Heavily armed security forces used teargas
and stun grenades to try to force at least two suspected militants out
of the house, in which officials had said several women and children
were being held. “We’ve called on them to let the woman and
children out, but they refused ... they are family members,” Aroui told
reporters ahead of the raid. “We have to move cautiously here.” Tunisia
has struggled to subdue hardline Islamists and jihadists opposed to the
transition to democracy following the 2011 fall of Zine el-Abidine Ben
Ali, and the military has cracked down hard on militants in the run up
to the election. Security and economic development are major
concerns for Tunisians voters who hope the poll will consolidate the
country’s democracy after a year of political disputes that almost
scuttled the transition process.
Tunisia on Thursday also closed
border crossing points with Libya for most traffic as a security
measure, officials said.

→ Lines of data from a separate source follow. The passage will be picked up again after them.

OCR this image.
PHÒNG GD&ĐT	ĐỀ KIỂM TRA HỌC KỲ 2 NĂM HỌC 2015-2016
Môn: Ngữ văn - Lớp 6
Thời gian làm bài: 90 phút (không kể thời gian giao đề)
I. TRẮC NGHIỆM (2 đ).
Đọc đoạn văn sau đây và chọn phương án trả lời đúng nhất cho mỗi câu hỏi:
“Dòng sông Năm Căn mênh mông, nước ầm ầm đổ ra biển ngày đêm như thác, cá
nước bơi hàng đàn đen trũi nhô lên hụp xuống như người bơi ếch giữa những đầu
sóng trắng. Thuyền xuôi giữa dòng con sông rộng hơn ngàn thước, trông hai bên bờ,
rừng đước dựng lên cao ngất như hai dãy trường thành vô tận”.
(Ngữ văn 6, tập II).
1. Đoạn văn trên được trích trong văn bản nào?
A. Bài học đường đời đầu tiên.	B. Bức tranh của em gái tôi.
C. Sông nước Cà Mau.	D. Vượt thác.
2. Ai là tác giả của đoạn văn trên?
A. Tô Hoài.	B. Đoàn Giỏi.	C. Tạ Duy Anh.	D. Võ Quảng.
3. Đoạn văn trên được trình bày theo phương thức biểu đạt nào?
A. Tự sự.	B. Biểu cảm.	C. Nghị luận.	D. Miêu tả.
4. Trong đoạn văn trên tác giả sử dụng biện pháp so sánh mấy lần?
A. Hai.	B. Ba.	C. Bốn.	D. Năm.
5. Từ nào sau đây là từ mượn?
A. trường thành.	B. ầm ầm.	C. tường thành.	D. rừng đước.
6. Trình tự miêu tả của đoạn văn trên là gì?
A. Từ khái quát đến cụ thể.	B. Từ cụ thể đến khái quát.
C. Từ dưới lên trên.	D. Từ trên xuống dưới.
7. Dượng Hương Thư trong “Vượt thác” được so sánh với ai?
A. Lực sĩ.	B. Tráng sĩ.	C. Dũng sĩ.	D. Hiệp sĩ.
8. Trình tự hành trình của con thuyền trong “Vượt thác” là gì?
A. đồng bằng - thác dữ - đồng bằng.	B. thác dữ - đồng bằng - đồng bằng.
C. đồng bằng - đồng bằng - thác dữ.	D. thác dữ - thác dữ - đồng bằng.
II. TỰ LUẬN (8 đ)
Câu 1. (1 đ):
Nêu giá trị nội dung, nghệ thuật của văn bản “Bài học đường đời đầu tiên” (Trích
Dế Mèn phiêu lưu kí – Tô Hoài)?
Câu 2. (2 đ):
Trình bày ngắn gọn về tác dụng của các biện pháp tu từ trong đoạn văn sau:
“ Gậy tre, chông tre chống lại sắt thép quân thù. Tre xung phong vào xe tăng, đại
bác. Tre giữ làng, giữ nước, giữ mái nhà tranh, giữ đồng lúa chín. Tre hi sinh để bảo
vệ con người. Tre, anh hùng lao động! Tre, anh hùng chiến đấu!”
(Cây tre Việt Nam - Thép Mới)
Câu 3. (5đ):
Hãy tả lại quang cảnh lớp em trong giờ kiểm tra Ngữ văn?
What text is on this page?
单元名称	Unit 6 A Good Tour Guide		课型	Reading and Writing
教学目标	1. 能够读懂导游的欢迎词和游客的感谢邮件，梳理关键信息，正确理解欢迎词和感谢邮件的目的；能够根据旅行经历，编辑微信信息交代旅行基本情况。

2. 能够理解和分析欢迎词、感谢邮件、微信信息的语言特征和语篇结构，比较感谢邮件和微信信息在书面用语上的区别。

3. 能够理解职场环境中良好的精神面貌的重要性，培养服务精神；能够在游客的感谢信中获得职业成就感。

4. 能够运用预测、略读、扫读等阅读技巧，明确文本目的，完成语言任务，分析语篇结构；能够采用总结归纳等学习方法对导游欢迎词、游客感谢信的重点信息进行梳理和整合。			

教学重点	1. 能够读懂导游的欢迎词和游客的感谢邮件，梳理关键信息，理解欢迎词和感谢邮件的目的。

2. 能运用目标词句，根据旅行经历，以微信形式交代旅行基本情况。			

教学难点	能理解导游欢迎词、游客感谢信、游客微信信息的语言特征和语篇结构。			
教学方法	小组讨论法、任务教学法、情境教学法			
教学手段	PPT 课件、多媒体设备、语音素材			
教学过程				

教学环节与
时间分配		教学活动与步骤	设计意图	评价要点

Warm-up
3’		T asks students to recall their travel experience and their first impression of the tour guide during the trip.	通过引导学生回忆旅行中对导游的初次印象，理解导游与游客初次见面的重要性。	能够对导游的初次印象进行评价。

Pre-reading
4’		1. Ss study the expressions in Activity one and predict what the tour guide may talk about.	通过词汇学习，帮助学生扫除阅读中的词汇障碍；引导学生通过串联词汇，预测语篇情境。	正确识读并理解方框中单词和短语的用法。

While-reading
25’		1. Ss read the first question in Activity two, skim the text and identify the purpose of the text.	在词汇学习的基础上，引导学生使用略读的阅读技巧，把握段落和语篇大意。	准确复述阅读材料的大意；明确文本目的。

With Libya struggling to control Islamist
militants and armed factions, neighbours like Tunisia are worried about
spillover. Aroui said that as part of pre-emptive raids, security
forces also captured two suspected militants in Kebeli in the south of
Tunisia who had ties to the group in Oued Ellil. Earlier this
month, security forces arrested a group of Islamist militants, including
two women, saying they were planning attacks in the capital before the
vote.
Since the 2011 revolt, Tunisia has advanced toward full
democracy, unlike the region’s other countries where Arab Spring
uprisings brought about changes of government. Among militant
groups operating there is Ansar al Sharia, which the United States
considers a terrorist organisation and blames for a 2012 attack on the
US embassy in Tunis.
Prime Minister Mehdi Jomaa said recently
Tunisia has arrested some 1,500 suspected jihadists this year, among
them hundreds who fought in Syria’s civil war and could pose a danger at
home.
Four years after street protests forced Ben Ali and his
entourage to flee to Saudi Arabia, driven out by anger over corruption
and repression, Tunisia’s transition has been praised as a model for an
unstable region.
But the new government needs to take on the
low-intensity conflict with Islamist militants as well with pressure
from international lenders to reform public spending subsidies to curb a
deficit without stoking social tensions.